Memory, Imagination, and Self-Deception ThemeTracker
Memory, Imagination, and Self-Deception Quotes in M. Butterfly
You see? They toast me. I’ve become patron saint of the socially inept. Can they really be so foolish? Men like that — they should be scratching at my door, begging to learn my secrets! For I, Rene Gallimard, you see, I have known, and been loved by … the Perfect Woman.
But as she glides past him, beautiful, laughing softly behind her fan, don’t we who are men sigh with hope? We, who are not handsome, not brave, nor powerful, yet somehow believe, like Pinkerton, that we deserve a Butterfly.
The sad truth is that all men want a beautiful woman, and the uglier the man, the greater the want.
Did I not undress her because I knew, somewhere deep down, what I would find? Perhaps. Happiness is so rare that our mind can turn somersaults to protect it.
This is the ultimate cruelty, isn’t it? That I can talk and talk and to anyone listening, it’s only air — too rich a diet to be swallowed by a mundane world. Why can’t anyone understand? That in China, I once loved, and was loved by, the Perfect Woman.

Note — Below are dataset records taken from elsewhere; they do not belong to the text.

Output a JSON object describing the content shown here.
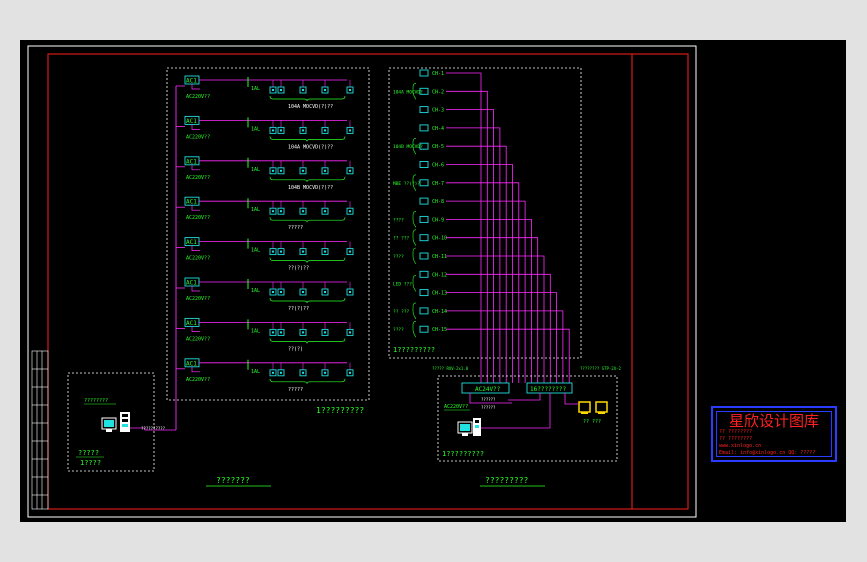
{
  "colors": {
    "background": "#e2e2e2",
    "model_space": "#000000",
    "frame": "#ff2020",
    "border": "#ffffff",
    "wire": "#ff2bff",
    "device": "#20e0e0",
    "text": "#29ff29",
    "boundary": "#ffffff",
    "stamp_border": "#2a3cff",
    "stamp_text": "#ff2020",
    "terminal_fill": "#ffd800"
  },
  "left_panel": {
    "rows": [
      {
        "controller": "AC1",
        "controller_label": "AC220V??",
        "branch": "1AL",
        "caption": "104A MOCVD(?)??"
      },
      {
        "controller": "AC1",
        "controller_label": "AC220V??",
        "branch": "1AL",
        "caption": "104A MOCVD(?)??"
      },
      {
        "controller": "AC1",
        "controller_label": "AC220V??",
        "branch": "1AL",
        "caption": "104B MOCVD(?)??"
      },
      {
        "controller": "AC1",
        "controller_label": "AC220V??",
        "branch": "1AL",
        "caption": "?????"
      },
      {
        "controller": "AC1",
        "controller_label": "AC220V??",
        "branch": "1AL",
        "caption": "??(?)??"
      },
      {
        "controller": "AC1",
        "controller_label": "AC220V??",
        "branch": "1AL",
        "caption": "??(?)??"
      },
      {
        "controller": "AC1",
        "controller_label": "AC220V??",
        "branch": "1AL",
        "caption": "??(?)"
      },
      {
        "controller": "AC1",
        "controller_label": "AC220V??",
        "branch": "1AL",
        "caption": "?????"
      }
    ],
    "footer_caption": "1?????????"
  },
  "right_panel": {
    "channels": [
      "CH-1",
      "CH-2",
      "CH-3",
      "CH-4",
      "CH-5",
      "CH-6",
      "CH-7",
      "CH-8",
      "CH-9",
      "CH-10",
      "CH-11",
      "CH-12",
      "CH-13",
      "CH-14",
      "CH-15"
    ],
    "group_labels": [
      {
        "text": "104A MOCVD?",
        "row": 1
      },
      {
        "text": "104B MOCVD?",
        "row": 4
      },
      {
        "text": "MBE ??(?)?",
        "row": 6
      },
      {
        "text": "????",
        "row": 8
      },
      {
        "text": "?? ???",
        "row": 9
      },
      {
        "text": "????",
        "row": 10
      },
      {
        "text": "LED ???",
        "row": 11.5
      },
      {
        "text": "?? ???",
        "row": 13
      },
      {
        "text": "????",
        "row": 14
      }
    ],
    "footer_caption": "1?????????"
  },
  "station_left": {
    "label_top": "????????",
    "caption_1": "?????",
    "caption_2": "1????",
    "link_label": "??????????"
  },
  "station_right": {
    "cable_label_left": "????? RVV-2x1.0",
    "cable_label_right": "???????? STP-2X-2",
    "ups_box": "AC24V??",
    "switch_box": "16????????",
    "ups_label": "AC220V??",
    "ups_out": "??????",
    "switch_out": "??????",
    "printer_label": "?? ???",
    "footer_caption": "1?????????"
  },
  "bottom_captions": {
    "left": "???????",
    "right": "?????????"
  },
  "stamp": {
    "title": "星欣设计图库",
    "line1": "?? ????????",
    "line2": "?? ????????",
    "line3": "www.xinlogo.cn",
    "line4": "Email: info@xinlogo.cn  QQ: ?????"
  }
}
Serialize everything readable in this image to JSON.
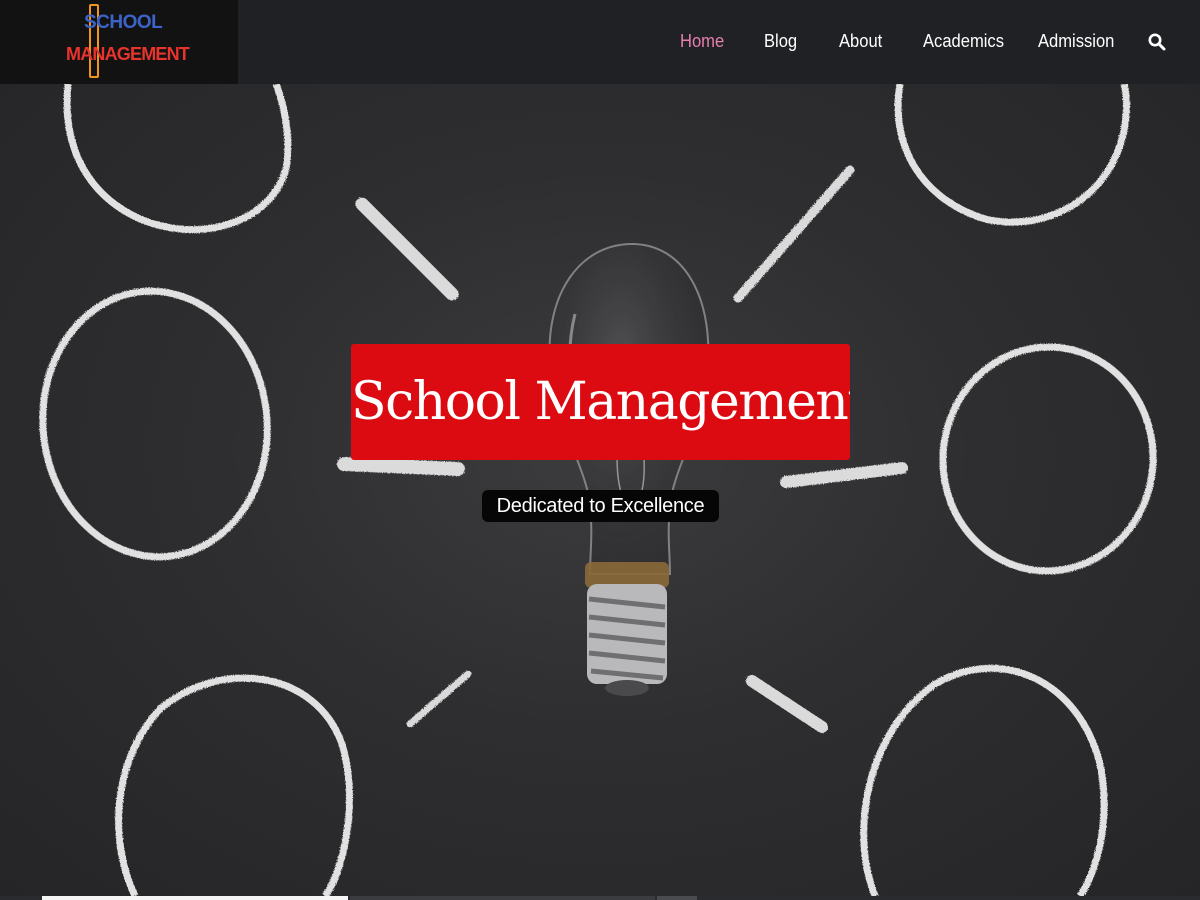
{
  "header": {
    "logo": {
      "line1": "SCHOOL",
      "line2": "MANAGEMENT"
    },
    "nav": [
      {
        "label": "Home",
        "active": true
      },
      {
        "label": "Blog",
        "active": false
      },
      {
        "label": "About",
        "active": false
      },
      {
        "label": "Academics",
        "active": false
      },
      {
        "label": "Admission",
        "active": false
      }
    ],
    "search_icon": "search-icon"
  },
  "hero": {
    "title": "School Management",
    "subtitle": "Dedicated to Excellence",
    "background": "chalkboard-lightbulb"
  },
  "colors": {
    "accent_red": "#dc0b12",
    "nav_active": "#e97fb1",
    "topbar": "#1f2124"
  }
}
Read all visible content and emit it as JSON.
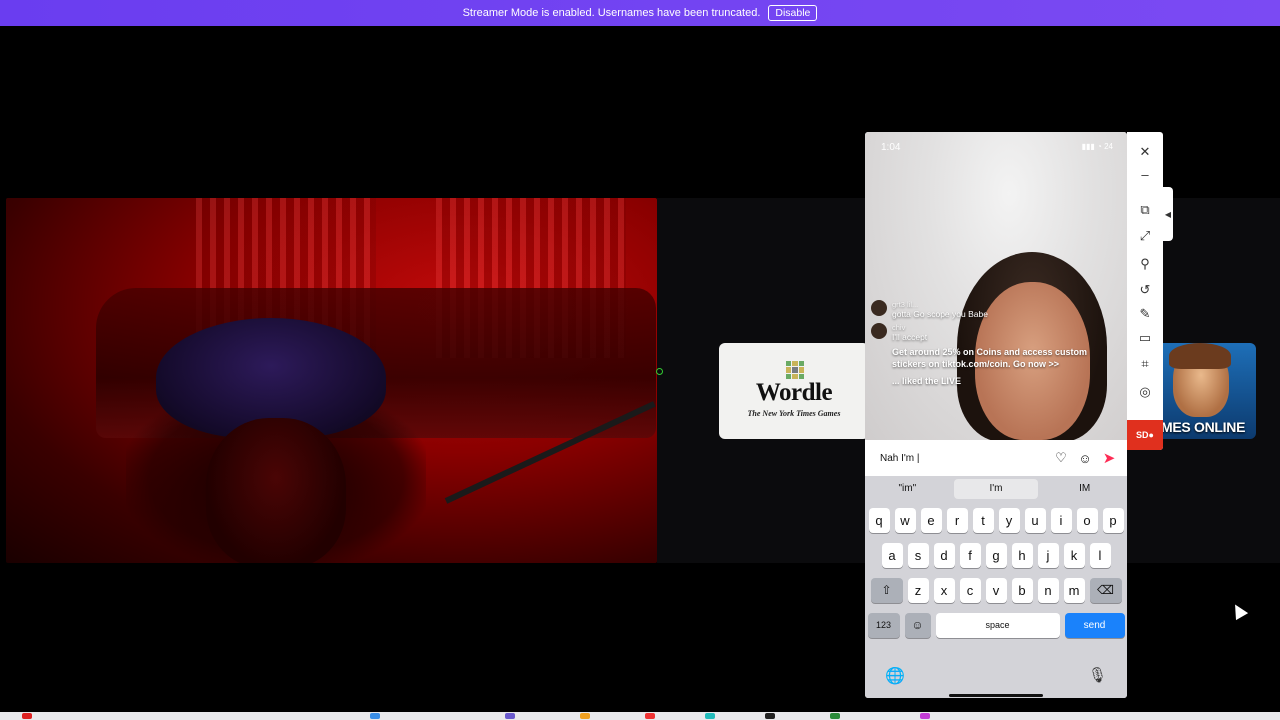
{
  "banner": {
    "message": "Streamer Mode is enabled. Usernames have been truncated.",
    "button_label": "Disable"
  },
  "wordle": {
    "title": "Wordle",
    "subtitle": "The New York Times Games"
  },
  "games_card": {
    "label": "MES ONLINE"
  },
  "phone": {
    "status_time": "1:04",
    "status_right": "▮▮▮ ◔ 24",
    "chat": [
      {
        "name": "grt3 lil...",
        "text": "gotta Go scope you Babe"
      },
      {
        "name": "chiv",
        "text": "I'll accept"
      }
    ],
    "promo": "Get around 25% on Coins and access custom stickers on tiktok.com/coin. Go now >>",
    "liked": "... liked the LIVE",
    "comment_value": "Nah I'm |",
    "keyboard": {
      "suggestions": [
        "\"im\"",
        "I'm",
        "IM"
      ],
      "row1": [
        "q",
        "w",
        "e",
        "r",
        "t",
        "y",
        "u",
        "i",
        "o",
        "p"
      ],
      "row2": [
        "a",
        "s",
        "d",
        "f",
        "g",
        "h",
        "j",
        "k",
        "l"
      ],
      "row3": [
        "z",
        "x",
        "c",
        "v",
        "b",
        "n",
        "m"
      ],
      "numbers_key": "123",
      "space_key": "space",
      "send_key": "send"
    }
  },
  "toolbar": {
    "record_label": "SD",
    "icons": [
      "close-icon",
      "minimize-icon",
      "screenshot-icon",
      "fullscreen-icon",
      "pin-icon",
      "rotate-icon",
      "pen-icon",
      "window-icon",
      "crop-icon",
      "settings-icon"
    ]
  },
  "colors": {
    "banner": "#7b4af3",
    "send_key": "#1a82fb",
    "record": "#e0301e",
    "tiktok_send": "#fe2c55"
  }
}
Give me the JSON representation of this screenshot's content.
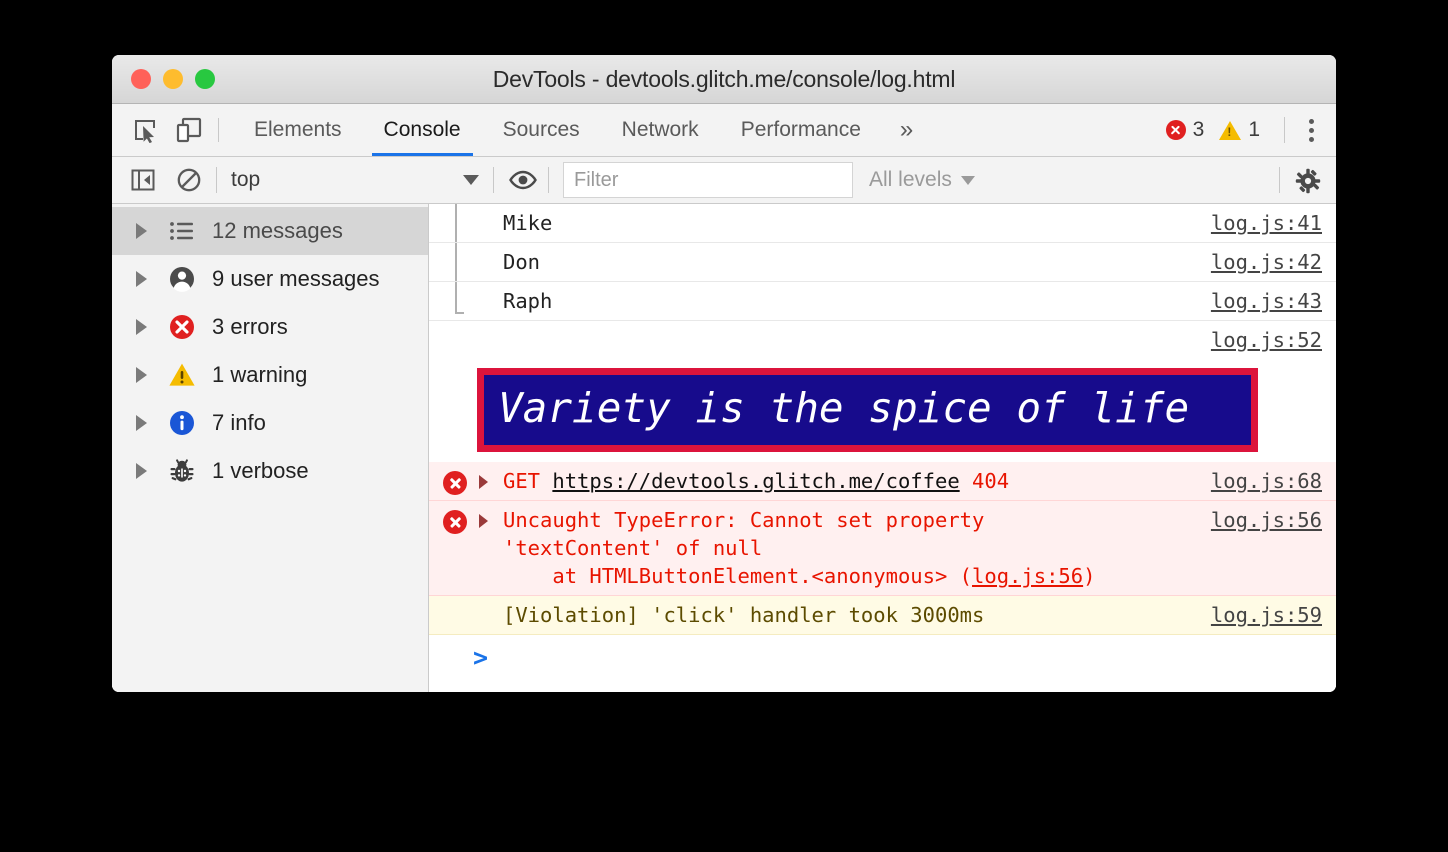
{
  "window": {
    "title": "DevTools - devtools.glitch.me/console/log.html",
    "traffic_lights": [
      "close",
      "minimize",
      "maximize"
    ]
  },
  "tabbar": {
    "icons": [
      "inspect-element-icon",
      "device-toolbar-icon"
    ],
    "tabs": [
      {
        "label": "Elements",
        "active": false
      },
      {
        "label": "Console",
        "active": true
      },
      {
        "label": "Sources",
        "active": false
      },
      {
        "label": "Network",
        "active": false
      },
      {
        "label": "Performance",
        "active": false
      }
    ],
    "more_label": "»",
    "error_count": "3",
    "warning_count": "1",
    "menu_icon": "kebab-menu-icon"
  },
  "console_toolbar": {
    "sidebar_toggle_icon": "sidebar-toggle-icon",
    "clear_icon": "clear-console-icon",
    "context": "top",
    "eye_icon": "live-expression-icon",
    "filter_placeholder": "Filter",
    "filter_value": "",
    "levels": "All levels",
    "settings_icon": "gear-icon"
  },
  "sidebar": {
    "items": [
      {
        "label": "12 messages",
        "icon": "list-icon",
        "selected": true
      },
      {
        "label": "9 user messages",
        "icon": "user-icon",
        "selected": false
      },
      {
        "label": "3 errors",
        "icon": "error-icon",
        "selected": false
      },
      {
        "label": "1 warning",
        "icon": "warning-icon",
        "selected": false
      },
      {
        "label": "7 info",
        "icon": "info-icon",
        "selected": false
      },
      {
        "label": "1 verbose",
        "icon": "bug-icon",
        "selected": false
      }
    ]
  },
  "log": {
    "rows": [
      {
        "type": "grouped",
        "text": "Mike",
        "source": "log.js:41"
      },
      {
        "type": "grouped",
        "text": "Don",
        "source": "log.js:42"
      },
      {
        "type": "grouped_last",
        "text": "Raph",
        "source": "log.js:43"
      },
      {
        "type": "source_only",
        "text": "",
        "source": "log.js:52"
      },
      {
        "type": "banner",
        "text": "Variety is the spice of life",
        "source": ""
      },
      {
        "type": "error",
        "prefix": "GET ",
        "link": "https://devtools.glitch.me/coffee",
        "suffix": " 404",
        "source": "log.js:68"
      },
      {
        "type": "error_stack",
        "line1": "Uncaught TypeError: Cannot set property",
        "line2": "'textContent' of null",
        "line3_pre": "    at HTMLButtonElement.<anonymous> (",
        "line3_link": "log.js:56",
        "line3_post": ")",
        "source": "log.js:56"
      },
      {
        "type": "violation",
        "text": "[Violation] 'click' handler took 3000ms",
        "source": "log.js:59"
      }
    ],
    "prompt": ">"
  },
  "colors": {
    "accent_blue": "#1a73e8",
    "error_red": "#e02020",
    "error_text": "#e81400",
    "warning_yellow": "#f5bc00",
    "info_blue": "#1a56d6",
    "banner_bg": "#170b8c",
    "banner_border": "#dc143c",
    "violation_bg": "#fffbe5",
    "error_row_bg": "#fff0f0"
  }
}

Okay, Rule One is: Men always believe what they want to hear. So a girl can tell the most obnoxious lies and the guys will believe them every time — “This is my first time” — “That’s the biggest I’ve ever seen” — or both, which, if you really think about it, is not possible in a single lifetime.
You, if anyone, should know — I am pure imagination.
There is a vision of the Orient that I have. Of slender women in chong sams and kimonos who die for the love of unworthy foreign devils. Who are born and raised to be the perfect women. Who take whatever punishment we give them, and bounce back, strengthened by love, unconditionally. It is a vision that has become my life.
My mistakes were simple and absolute — the man I loved was a cad, a bounder. He deserved nothing but a kick in the behind and instead I gave him … all my love … Love warped my judgment, blinded my eyes, rearranged the very lines on my face … until I could look into the mirror and see nothing but … a woman.
I have a vision. Of the Orient. That, deep within its almond eyes, there are still women. Women willing to sacrifice themselves for the love of a man. Even a man whose love is completely without worth.
The love of a Butterfly can withstand many things — unfaithfulness, loss, even abandonment. But how can it face the one sin that implies all others? The devastating knowledge that, underneath it all, the object of her love was nothing more, nothing less than … a man.
My name is Rene Gallimard — also known as Madame Butterfly.